Lalu aku menjawab: “Tidak ya
Rasulullah, aku hanya berfikiran yang tidak-tidak (menyangka
Rasulullah telah tiada) karena
engkau bersujud begitu lama”.
Lalu beliau bertanya: “Tahukah
engkau, malam apa sekarang
ini”. “Rasulullah yang lebih tahu”, jawabku. “Malam ini
adalah malam nisfu Sya’ban,
Allah mengawasi hambanya pada
malam ini, maka Ia memaafkan
mereka yang meminta ampunan,
memberi kasih sayang mereka yang meminta kasih sayang dan
menyingkirkan orang-orang yang
dengki” (H.R. Baihaqi) * * * * *
Pada malam tanggal 15 Sya’ban
(Nisfu Sya’ban) telah terjadi
peristiwa penting dalam sejarah
perjuangan umat Islam yang
tidak boleh kita lupakan sepanjang masa. Di antaranya
adalah perintah memindahkan
kiblat salat dari Baitul Muqoddas
yang berada di Palestina ke
Ka’bah yang berada di Masjidil
Haram, Makkah pada tahun ke delapan Hijriyah.Sebagaimana kita
ketahui, sebelum Nabi Muhammad
hijrah ke Madinah yang menjadi
kiblat salat adalah Ka’bah.
Kemudian setelah beliau hijrah ke
Madinah, beliau memindahkan kiblat salat dari Ka’bah ke Baitul
Muqoddas yang digunakan orang
Yahudi sesuai dengan izin Allah
untuk kiblat salat mereka.
Perpindahan tersebut
dimaksudkan untuk menjinakkan hati orang-orang Yahudi dan
untuk menarik mereka kepada
syariat al-Quran dan agama yang
baru yaitu agama tauhid.Tetapi
setelah Rasulullah saw
menghadap Baitul Muqoddas selama 16-17 bulan, ternyata
harapan Rasulullah tidak
terpenuhi. Orang-orang Yahudi di
Madinah berpaling dari ajakan
beliau, bahkan mereka
merintangi Islamisasi yang dilakukan Nabi dan mereka telah
bersepakat untuk menyakitinya.
Mereka menentang Nabi dan
tetap berada pada kesesatan.
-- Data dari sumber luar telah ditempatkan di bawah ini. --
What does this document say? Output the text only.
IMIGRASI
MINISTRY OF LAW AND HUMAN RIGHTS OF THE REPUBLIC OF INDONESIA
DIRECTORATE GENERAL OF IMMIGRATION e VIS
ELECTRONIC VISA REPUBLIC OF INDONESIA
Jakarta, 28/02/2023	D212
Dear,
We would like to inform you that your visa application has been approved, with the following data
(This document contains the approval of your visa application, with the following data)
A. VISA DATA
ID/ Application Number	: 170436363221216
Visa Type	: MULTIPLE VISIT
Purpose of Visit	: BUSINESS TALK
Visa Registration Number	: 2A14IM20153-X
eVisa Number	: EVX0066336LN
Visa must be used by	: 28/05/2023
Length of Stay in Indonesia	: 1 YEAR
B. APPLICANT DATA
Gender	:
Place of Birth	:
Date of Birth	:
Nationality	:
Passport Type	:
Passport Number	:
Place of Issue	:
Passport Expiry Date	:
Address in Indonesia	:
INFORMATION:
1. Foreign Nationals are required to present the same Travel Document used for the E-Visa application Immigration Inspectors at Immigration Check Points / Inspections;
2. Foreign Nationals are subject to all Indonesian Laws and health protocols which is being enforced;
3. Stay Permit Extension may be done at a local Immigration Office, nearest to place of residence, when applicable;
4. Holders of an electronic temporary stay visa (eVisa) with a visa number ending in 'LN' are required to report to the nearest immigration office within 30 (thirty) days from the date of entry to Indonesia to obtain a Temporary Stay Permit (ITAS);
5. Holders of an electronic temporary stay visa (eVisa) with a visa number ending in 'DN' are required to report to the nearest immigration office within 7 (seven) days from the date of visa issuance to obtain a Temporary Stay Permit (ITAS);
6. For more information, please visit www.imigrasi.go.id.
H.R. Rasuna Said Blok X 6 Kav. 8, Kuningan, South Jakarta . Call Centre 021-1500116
Karena itu Rasulullah saw
berulang kali berdoa memohon
kepada Allah swt agar
diperkenankan pindah kiblat
salat dari Baitul Muqoddas ke
Ka’bah lagi, setelah Rasul mendengar ejekan orang-orang
Yahudi yang mengatakan,
“Muhammad menyalahi kita dan
mengikuti kiblat kita. Apakah
yang memalingkan Muhammad
dan para pengikutnya dari kiblat (Ka’bah) yang selama ini mereka
gunakan?” Ejekan mereka ini dijawab oleh
Allah swt dalam surat al Baqarah
ayat 143: Dan kami tidak menjadikan kiblat
yang menjadi kiblatmu, melainkan
agar kami mengetahui siapa yang
mengikuti Rasul dan siapa yang
membelot… Dan pada akhirnya Allah
memperkenankan Rasulullah saw
memindahkan kiblat salat dari
Baitul Muqoddas ke Ka’bah
sebagaimana firman Allah dalam
surat al-Baqarah ayat 144. Diantara kebiasaan yang
dilakukan oleh umat Islam pada
malam Nisfu Sya’ban adalah
membaca surat Yasin tiga kali
yang setiap kali diikuti doa yang
antara lain isinya adalah: “Ya Allah jika Engkau telah
menetapkan aku di sisi-Mu dalam
Ummul Kitab (buku induk) sebagai
orang celaka atau orang-orang
yang tercegah atau orang yang
disempitkan rizkinya maka hapuskanlah ya Allah demi
anugerah-Mu, kecelakaanku,
ketercegahanku, dan kesempitan
rizkiku..” Bacaan Yasin tersebut dilakukan
di masjid-masjid, surau-surau
atau di rumah-rumah sesudah
salat maghrib. Sebagian dari orang-orang yang
mengaku ahli ilmu telah
menganggap ingkar perbuatan
tersebut, menuduh orang-orang
yang melakukannya telah
berbuat bid’ah dan melakukan penyimpangan terhadap agama
karena doa dianggap ada
kesalahan ilmiyah yaitu meminta
penghapusan dan penetapan dari
Ummul Kitab. Padahal kedua hal
tersebut tidak ada tempat bagi penggantian dan perubahan. Tanggapan mereka ini kurang
tepat, sebab dalam syarah kitab
hadist Arbain Nawawi
diterangkan bahwa takdir Allah
swt itu ada empat macam: Takdir yang ada di ilmu Allah.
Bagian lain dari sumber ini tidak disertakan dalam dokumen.